Effondrement!

Les HaÏtiens ne contrôlent plus  leur territoire », c’est la déclaration troublante de vérité d’un officiel dominicain lors de la dernière réunion de l’OEA sur Haïti. Un événement officiel qui devait se dérouler au Pont-Rouge ce 17 octobre n’a pu avoir lieu en raison de la confiscation de cet espace de mémoire par des groupes armés.

De nombreux citoyens ont été enlevés encore une fois ce week-end comme s’il s’agissait d’un rendez-vous fatal, auquel personne, y compris la Police, n’y peut rien.

Un autocar rempli d’étrangers américains et canadiens a été détourné en direction de la base du groupe dénommé « 400 mawozo ». Un groupe connu pour ses enlèvements spectaculaires et qui écume La Plaine du Cul-de-sac.

Tous ces kidnappings complètent un impressionnant tableau de chasse que des bandits sans foi ni loi exhibent en toute impunité au nez et à la barbe des autorités impuissantes et d’une communauté internationale outrée, mais indifférente, se gargarisant de promesses d’aide et dont la mythique sœur Anne ne voit toujours rien venir 

Le « Washington Post »  annonçait la semaine passée qu’à côté du titre peu enviable de pays le plus pauvre de l’hémisphère occidental, Haïti serait devenu le pays au taux le plus élevé de kidnappings. La destruction sauvage du village de Noailles rappelle un acte de guerre. L’assassinat crapuleux du sculpteur Béloni est une main honteuse portée contre un de nos plus grands créateurs.

Le gouvernement actuel issu de bric et de broc d’un accord entre le défunt président et l’actuel Premier ministre Ariel Henry est comme hypnotisé par ce « serpent maléfique » de l’insécurité dont les anneaux de terreur étranglent les familles haïtiennes et étrangères présentes sur le territoire

La puissance économique et militaire des gangs est telle qu’ils disposent d’agents de renseignement, de policiers infiltrés et de franchises sous le contrôle de sous-chefs de quartiers.

La carte stratégique du pays est redessinée par des caciques du crime organisé et l’économie sous-terraine affiche une arrogante croissance au détriment de l’économie réelle. Mais il n’y a pourtant pas de fatalité. Il y a moyen de s’attaquer au fléau si, conscients du danger, les représentants de la société civile et des partis politiques tentent un rapprochement en ce qui concerne leurs visions respectives de la gouvernance de la transition. Et si surtout, une médiation nationale émerge au milieu du bruit et de la fureur pour trouver une solution haïtienne sans exclusive, dans le respect des uns et des autres, sans tentation hégémonique.

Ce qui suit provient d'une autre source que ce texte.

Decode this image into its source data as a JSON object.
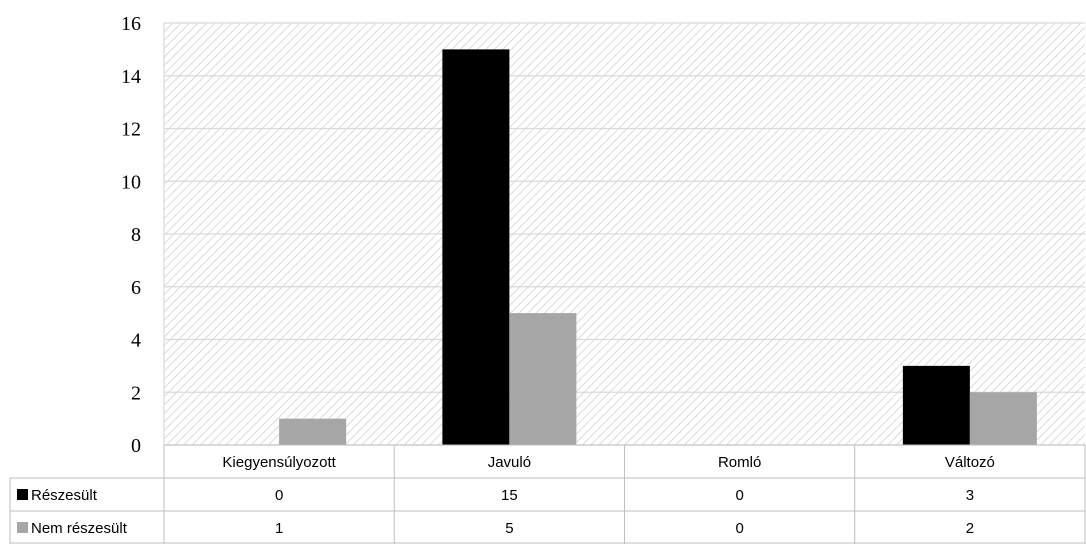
{
  "colors": {
    "series_1": "#000000",
    "series_2": "#a6a6a6",
    "gridline": "#d9d9d9",
    "hatch": "#d0d0d0",
    "table_border": "#bfbfbf"
  },
  "chart_data": {
    "type": "bar",
    "title": "",
    "xlabel": "",
    "ylabel": "",
    "categories": [
      "Kiegyensúlyozott",
      "Javuló",
      "Romló",
      "Változó"
    ],
    "series": [
      {
        "name": "Részesült",
        "values": [
          0,
          15,
          0,
          3
        ]
      },
      {
        "name": "Nem részesült",
        "values": [
          1,
          5,
          0,
          2
        ]
      }
    ],
    "ylim": [
      0,
      16
    ],
    "yticks": [
      0,
      2,
      4,
      6,
      8,
      10,
      12,
      14,
      16
    ],
    "grid": true,
    "background": "diagonal hatch",
    "legend": "data table below chart"
  }
}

La société haïtienne montre qu’elle a encore des « muscles » avec l’opération «  ville morte » déclenchée à la faveur de la grève des transporteurs. Il manque cependant, depuis quelques années à la lutte pour le relèvement national une pensée stratégique capable d’orienter pour le meilleur nos luttes trop souvent récupérées et annihilées dans une forme d’anarchie improductive.   

Le Léviathan qui nous menace n’a jamais été aussi puissant et de nos divisions il croît et se fortifie. Si nous ne mettons pas ensemble nos énergies pour combattre l’insécurité et cet effondrement institutionnel et moral, aucun groupe, aussi bien intentionné soit-il, ne pourra diriger ce pays.